Einmischen oder moderieren?

Wenn ich mich entscheide, in einem öffentlichen Meinungsbildungsprozess als Prozessbegleiter zu fungieren, geht das nur, wenn ich bereit bin, meine eigene Position in der Sache zurückzuhalten. Ich bekomme einen Auftrag von außen und bin an diesen Auftrag gebunden. Das heißt natürlich nicht, dass ich die Position des Auftraggebers einnehme oder vertrete.

Im Laufe des Prozesses bin ich darauf angewiesen, dass alle beteiligten Seiten mir den De-Facto-Auftrag geben. In Regel agiere ich lösungs-abstinent und unterstütze die beteiligten Systeme dabei, eine gemeinsame Lösung zu finden, die ich nicht bewerte. Es wäre das Ende für meine Arbeit, wenn ich Partei ergreife, weil ich verständlicher Weise dann für Prozessbeteiligte, die anderer Meinung sind, als Moderator nicht mehr tragbar bin. Allparteilichkeit (nicht Neutralität) ist Grundvoraussetzung für meine professionelle Rolle. Ich werde versuchen, alle Seiten zu verstehen. Dabei ist wichtig: Verstehen heißt nicht einverstanden sein.

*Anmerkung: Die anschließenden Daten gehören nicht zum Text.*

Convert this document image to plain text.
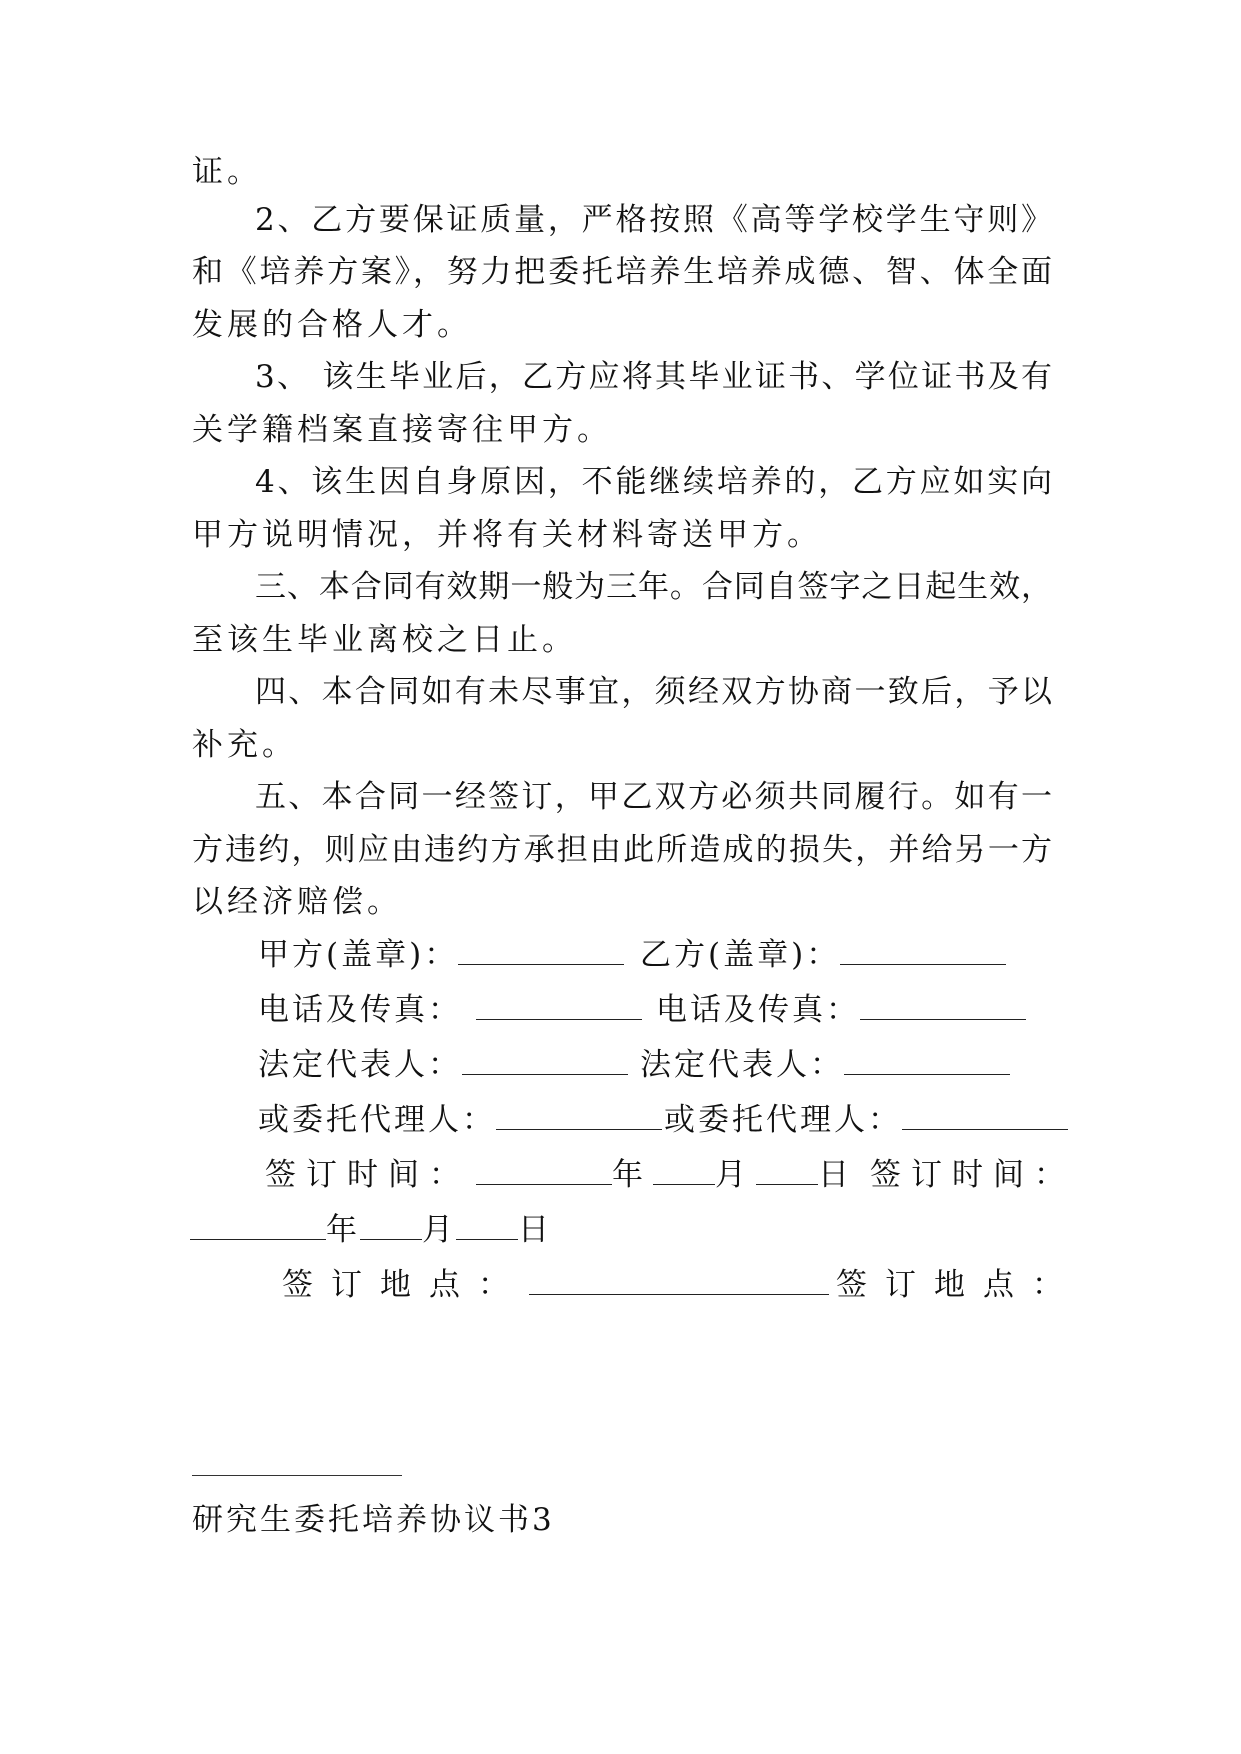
证。
2、乙方要保证质量，严格按照《高等学校学生守则》
和《培养方案》，努力把委托培养生培养成德、智、体全面
发展的合格人才。
3、 该生毕业后，乙方应将其毕业证书、学位证书及有
关学籍档案直接寄往甲方。
4、该生因自身原因，不能继续培养的，乙方应如实向
甲方说明情况，并将有关材料寄送甲方。
三、本合同有效期一般为三年。合同自签字之日起生效，
至该生毕业离校之日止。
四、本合同如有未尽事宜，须经双方协商一致后，予以
补充。
五、本合同一经签订，甲乙双方必须共同履行。如有一
方违约，则应由违约方承担由此所造成的损失，并给另一方
以经济赔偿。
甲方(盖章)：	乙方(盖章)：
电话及传真：	电话及传真：
法定代表人：	法定代表人：
或委托代理人：	或委托代理人：
签订时间：	年 月 日 签订时间：
年 月 日
签订地点：	签订地点：
研究生委托培养协议书3
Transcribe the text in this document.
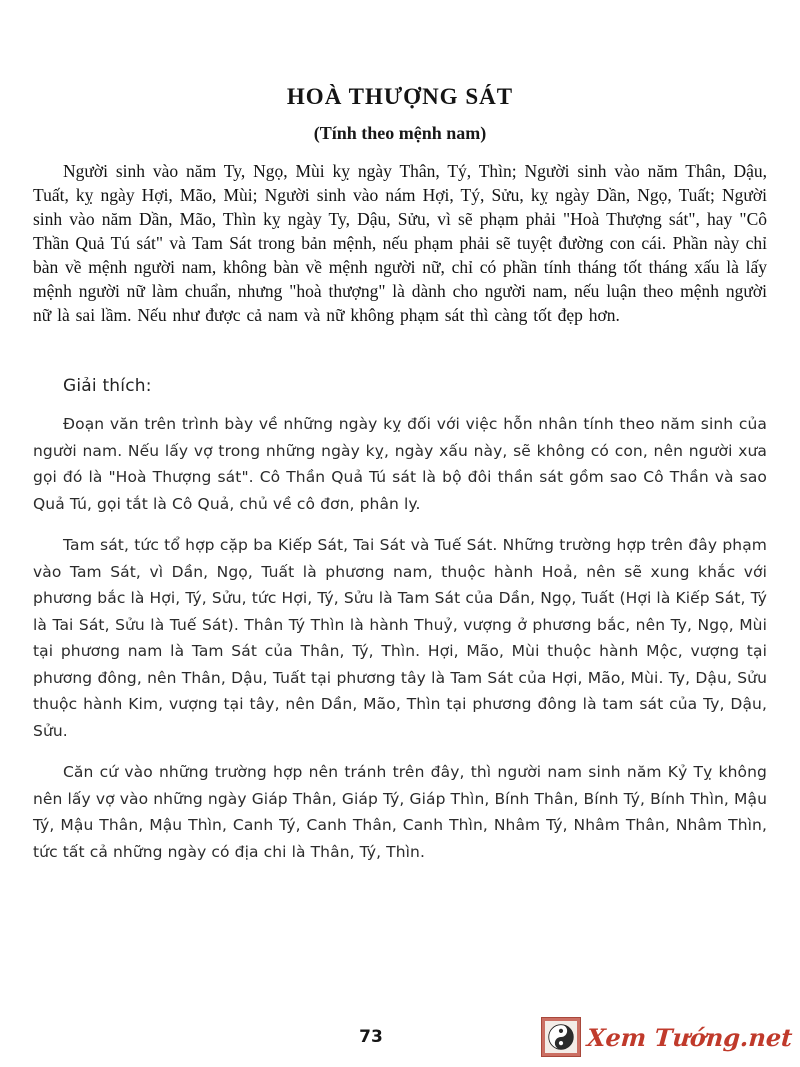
HOÀ THƯỢNG SÁT
(Tính theo mệnh nam)

Người sinh vào năm Ty, Ngọ, Mùi kỵ ngày Thân, Tý, Thìn; Người sinh vào năm Thân, Dậu, Tuất, kỵ ngày Hợi, Mão, Mùi; Người sinh vào nám Hợi, Tý, Sửu, kỵ ngày Dần, Ngọ, Tuất; Người sinh vào năm Dần, Mão, Thìn kỵ ngày Ty, Dậu, Sửu, vì sẽ phạm phải "Hoà Thượng sát", hay "Cô Thần Quả Tú sát" và Tam Sát trong bản mệnh, nếu phạm phải sẽ tuyệt đường con cái. Phần này chỉ bàn về mệnh người nam, không bàn về mệnh người nữ, chỉ có phần tính tháng tốt tháng xấu là lấy mệnh người nữ làm chuẩn, nhưng "hoà thượng" là dành cho người nam, nếu luận theo mệnh người nữ là sai lầm. Nếu như được cả nam và nữ không phạm sát thì càng tốt đẹp hơn.

Giải thích:

Đoạn văn trên trình bày về những ngày kỵ đối với việc hỗn nhân tính theo năm sinh của người nam. Nếu lấy vợ trong những ngày kỵ, ngày xấu này, sẽ không có con, nên người xưa gọi đó là "Hoà Thượng sát". Cô Thần Quả Tú sát là bộ đôi thần sát gồm sao Cô Thần và sao Quả Tú, gọi tắt là Cô Quả, chủ về cô đơn, phân ly.

Tam sát, tức tổ hợp cặp ba Kiếp Sát, Tai Sát và Tuế Sát. Những trường hợp trên đây phạm vào Tam Sát, vì Dần, Ngọ, Tuất là phương nam, thuộc hành Hoả, nên sẽ xung khắc với phương bắc là Hợi, Tý, Sửu, tức Hợi, Tý, Sửu là Tam Sát của Dần, Ngọ, Tuất (Hợi là Kiếp Sát, Tý là Tai Sát, Sửu là Tuế Sát). Thân Tý Thìn là hành Thuỷ, vượng ở phương bắc, nên Ty, Ngọ, Mùi tại phương nam là Tam Sát của Thân, Tý, Thìn. Hợi, Mão, Mùi thuộc hành Mộc, vượng tại phương đông, nên Thân, Dậu, Tuất tại phương tây là Tam Sát của Hợi, Mão, Mùi. Ty, Dậu, Sửu thuộc hành Kim, vượng tại tây, nên Dần, Mão, Thìn tại phương đông là tam sát của Ty, Dậu, Sửu.

Căn cứ vào những trường hợp nên tránh trên đây, thì người nam sinh năm Kỷ Tỵ không nên lấy vợ vào những ngày Giáp Thân, Giáp Tý, Giáp Thìn, Bính Thân, Bính Tý, Bính Thìn, Mậu Tý, Mậu Thân, Mậu Thìn, Canh Tý, Canh Thân, Canh Thìn, Nhâm Tý, Nhâm Thân, Nhâm Thìn, tức tất cả những ngày có địa chi là Thân, Tý, Thìn.

73	Xem Tướng.net
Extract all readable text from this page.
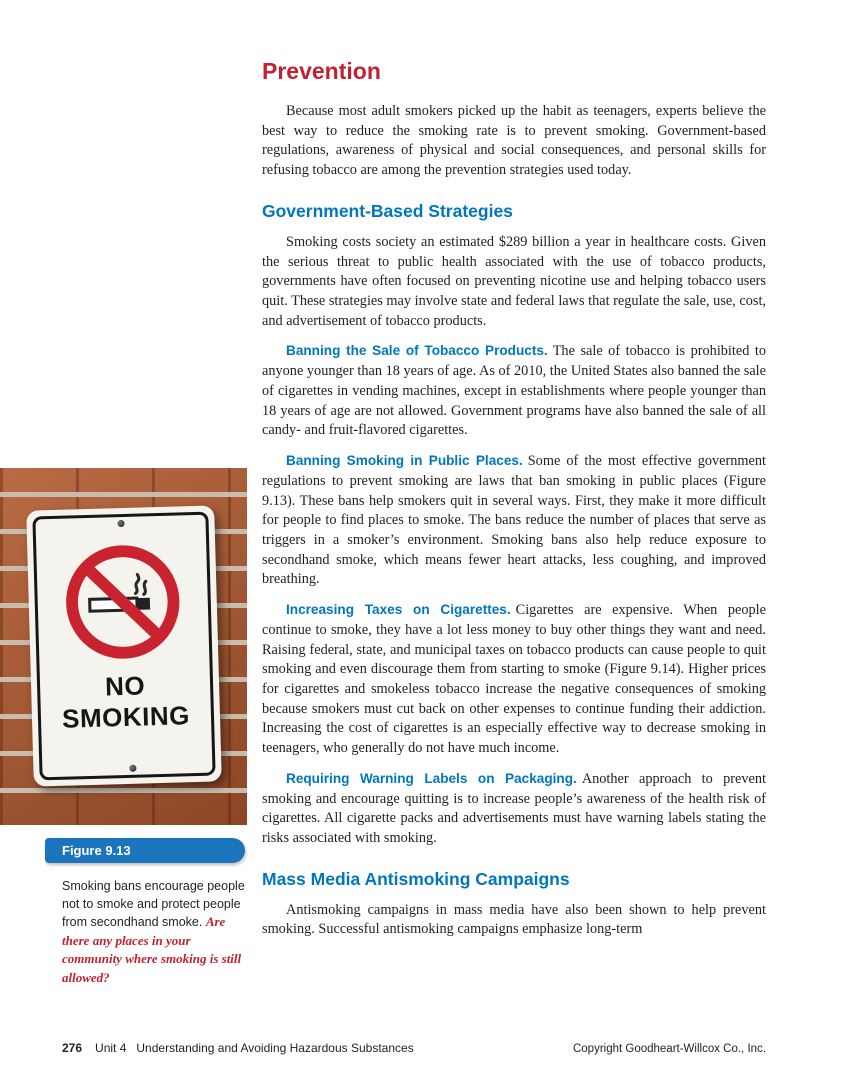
Prevention

Because most adult smokers picked up the habit as teenagers, experts believe the best way to reduce the smoking rate is to prevent smoking. Government-based regulations, awareness of physical and social consequences, and personal skills for refusing tobacco are among the prevention strategies used today.

Government-Based Strategies

Smoking costs society an estimated $289 billion a year in healthcare costs. Given the serious threat to public health associated with the use of tobacco products, governments have often focused on preventing nicotine use and helping tobacco users quit. These strategies may involve state and federal laws that regulate the sale, use, cost, and advertisement of tobacco products.

Banning the Sale of Tobacco Products. The sale of tobacco is prohibited to anyone younger than 18 years of age. As of 2010, the United States also banned the sale of cigarettes in vending machines, except in establishments where people younger than 18 years of age are not allowed. Government programs have also banned the sale of all candy- and fruit-flavored cigarettes.

Banning Smoking in Public Places. Some of the most effective government regulations to prevent smoking are laws that ban smoking in public places (Figure 9.13). These bans help smokers quit in several ways. First, they make it more difficult for people to find places to smoke. The bans reduce the number of places that serve as triggers in a smoker’s environment. Smoking bans also help reduce exposure to secondhand smoke, which means fewer heart attacks, less coughing, and improved breathing.

Increasing Taxes on Cigarettes. Cigarettes are expensive. When people continue to smoke, they have a lot less money to buy other things they want and need. Raising federal, state, and municipal taxes on tobacco products can cause people to quit smoking and even discourage them from starting to smoke (Figure 9.14). Higher prices for cigarettes and smokeless tobacco increase the negative consequences of smoking because smokers must cut back on other expenses to continue funding their addiction. Increasing the cost of cigarettes is an especially effective way to decrease smoking in teenagers, who generally do not have much income.

Requiring Warning Labels on Packaging. Another approach to prevent smoking and encourage quitting is to increase people’s awareness of the health risk of cigarettes. All cigarette packs and advertisements must have warning labels stating the risks associated with smoking.

Mass Media Antismoking Campaigns

Antismoking campaigns in mass media have also been shown to help prevent smoking. Successful antismoking campaigns emphasize long-term

NO
SMOKING
Figure 9.13
Smoking bans encourage people not to smoke and protect people from secondhand smoke. Are there any places in your community where smoking is still allowed?
276 Unit 4 Understanding and Avoiding Hazardous Substances	Copyright Goodheart-Willcox Co., Inc.
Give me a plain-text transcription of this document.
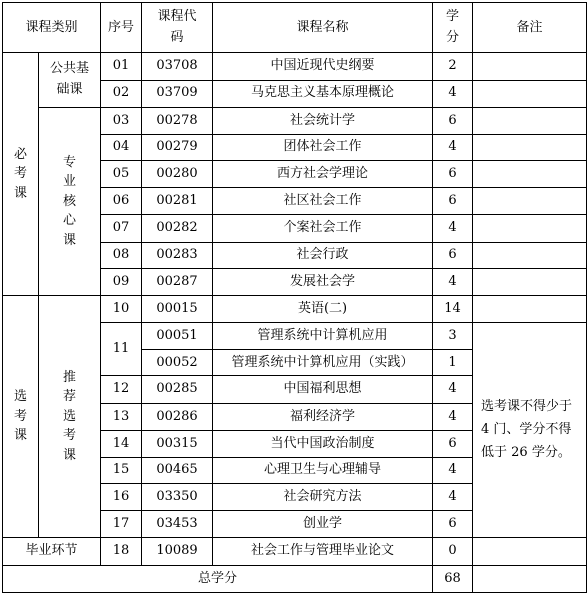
课程类别		序号	课程代码	课程名称	学分	备注
必考课	公共基础课	01	03708	中国近现代史纲要	2	
		02	03709	马克思主义基本原理概论	4	
	专业核心课	03	00278	社会统计学	6	
		04	00279	团体社会工作	4	
		05	00280	西方社会学理论	6	
		06	00281	社区社会工作	6	
		07	00282	个案社会工作	4	
		08	00283	社会行政	6	
		09	00287	发展社会学	4	
选考课	推荐选考课	10	00015	英语(二)	14	
		11	00051	管理系统中计算机应用	3	选考课不得少于 4 门、学分不得低于 26 学分。
			00052	管理系统中计算机应用（实践）	1	
		12	00285	中国福利思想	4	
		13	00286	福利经济学	4	
		14	00315	当代中国政治制度	6	
		15	00465	心理卫生与心理辅导	4	
		16	03350	社会研究方法	4	
		17	03453	创业学	6	
毕业环节		18	10089	社会工作与管理毕业论文	0	
总学分					68	
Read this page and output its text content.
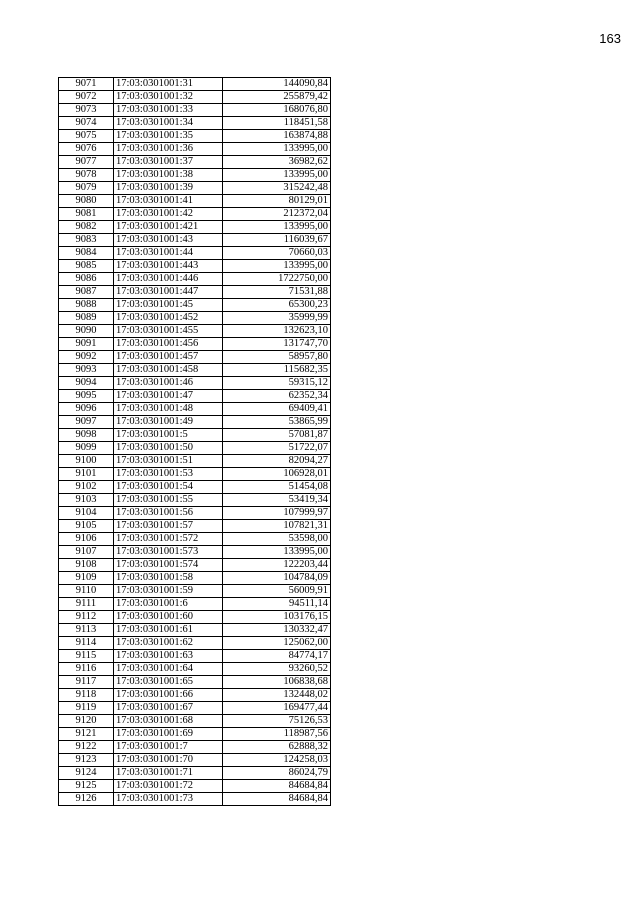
163
9071	17:03:0301001:31	144090,84
9072	17:03:0301001:32	255879,42
9073	17:03:0301001:33	168076,80
9074	17:03:0301001:34	118451,58
9075	17:03:0301001:35	163874,88
9076	17:03:0301001:36	133995,00
9077	17:03:0301001:37	36982,62
9078	17:03:0301001:38	133995,00
9079	17:03:0301001:39	315242,48
9080	17:03:0301001:41	80129,01
9081	17:03:0301001:42	212372,04
9082	17:03:0301001:421	133995,00
9083	17:03:0301001:43	116039,67
9084	17:03:0301001:44	70660,03
9085	17:03:0301001:443	133995,00
9086	17:03:0301001:446	1722750,00
9087	17:03:0301001:447	71531,88
9088	17:03:0301001:45	65300,23
9089	17:03:0301001:452	35999,99
9090	17:03:0301001:455	132623,10
9091	17:03:0301001:456	131747,70
9092	17:03:0301001:457	58957,80
9093	17:03:0301001:458	115682,35
9094	17:03:0301001:46	59315,12
9095	17:03:0301001:47	62352,34
9096	17:03:0301001:48	69409,41
9097	17:03:0301001:49	53865,99
9098	17:03:0301001:5	57081,87
9099	17:03:0301001:50	51722,07
9100	17:03:0301001:51	82094,27
9101	17:03:0301001:53	106928,01
9102	17:03:0301001:54	51454,08
9103	17:03:0301001:55	53419,34
9104	17:03:0301001:56	107999,97
9105	17:03:0301001:57	107821,31
9106	17:03:0301001:572	53598,00
9107	17:03:0301001:573	133995,00
9108	17:03:0301001:574	122203,44
9109	17:03:0301001:58	104784,09
9110	17:03:0301001:59	56009,91
9111	17:03:0301001:6	94511,14
9112	17:03:0301001:60	103176,15
9113	17:03:0301001:61	130332,47
9114	17:03:0301001:62	125062,00
9115	17:03:0301001:63	84774,17
9116	17:03:0301001:64	93260,52
9117	17:03:0301001:65	106838,68
9118	17:03:0301001:66	132448,02
9119	17:03:0301001:67	169477,44
9120	17:03:0301001:68	75126,53
9121	17:03:0301001:69	118987,56
9122	17:03:0301001:7	62888,32
9123	17:03:0301001:70	124258,03
9124	17:03:0301001:71	86024,79
9125	17:03:0301001:72	84684,84
9126	17:03:0301001:73	84684,84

Es bleibt die Frage, welche Rolle dann noch die TZI-Haltung spielen kann, die ja immer mit bestimmten Werten verbunden ist. Ich bin überzeugt, dass sich diese Haltung in zwei Punkten niederschlagen wird und muss.

Zum einen: Meine TZI-Haltung bestimmt, welche Prozessschritte ich als angemessen einführe und welche Aufträge ich annehme. Ich werde den Prozess so gestalten,

  • dass eine Begegnung und ein wirkliches Gespräch zwischen Menschen möglich ist.
  • dass stets für alle Seiten die Möglichkeit geschaffen wird, nicht nur eigene Positionen und Bedürfnisse zu benennen, sondern auch im Perspektivwechsel von anderen zu lernen und sich selbst zu verändern.
  • dass ich Rücksicht auf die Grenzen der Menschen nehme. Tempo, Sprache, Methoden etc. müssen so ausgewählt sein, dass alle Beteiligten sich gut einbringen können.
  • dass ich bewertende Entscheidung im Blick auf die Prozessgestaltung treffe, auch wenn ich nicht die Positionen und Haltungen der Prozessbeteiligten bewerte.

Zum anderen: Es kann passieren, dass ich den Prozess nicht mehr allparteilich gestalten kann. Möglicherweise zwingen mich die Positionen der Prozessbeteiligten dazu, selbst bewertende Entscheidungen in Hinsicht auf die Sache zu treffen. Es ist möglich, dass beteiligte Menschen so weit von meiner ethischen Basis entfernt sind, dass ich nicht mehr bereit bin, allarteiliches Verstehen zu praktizieren. Das ist der Punkt, an dem ich den Auftrag zurückgebe und mich eventuell einmische.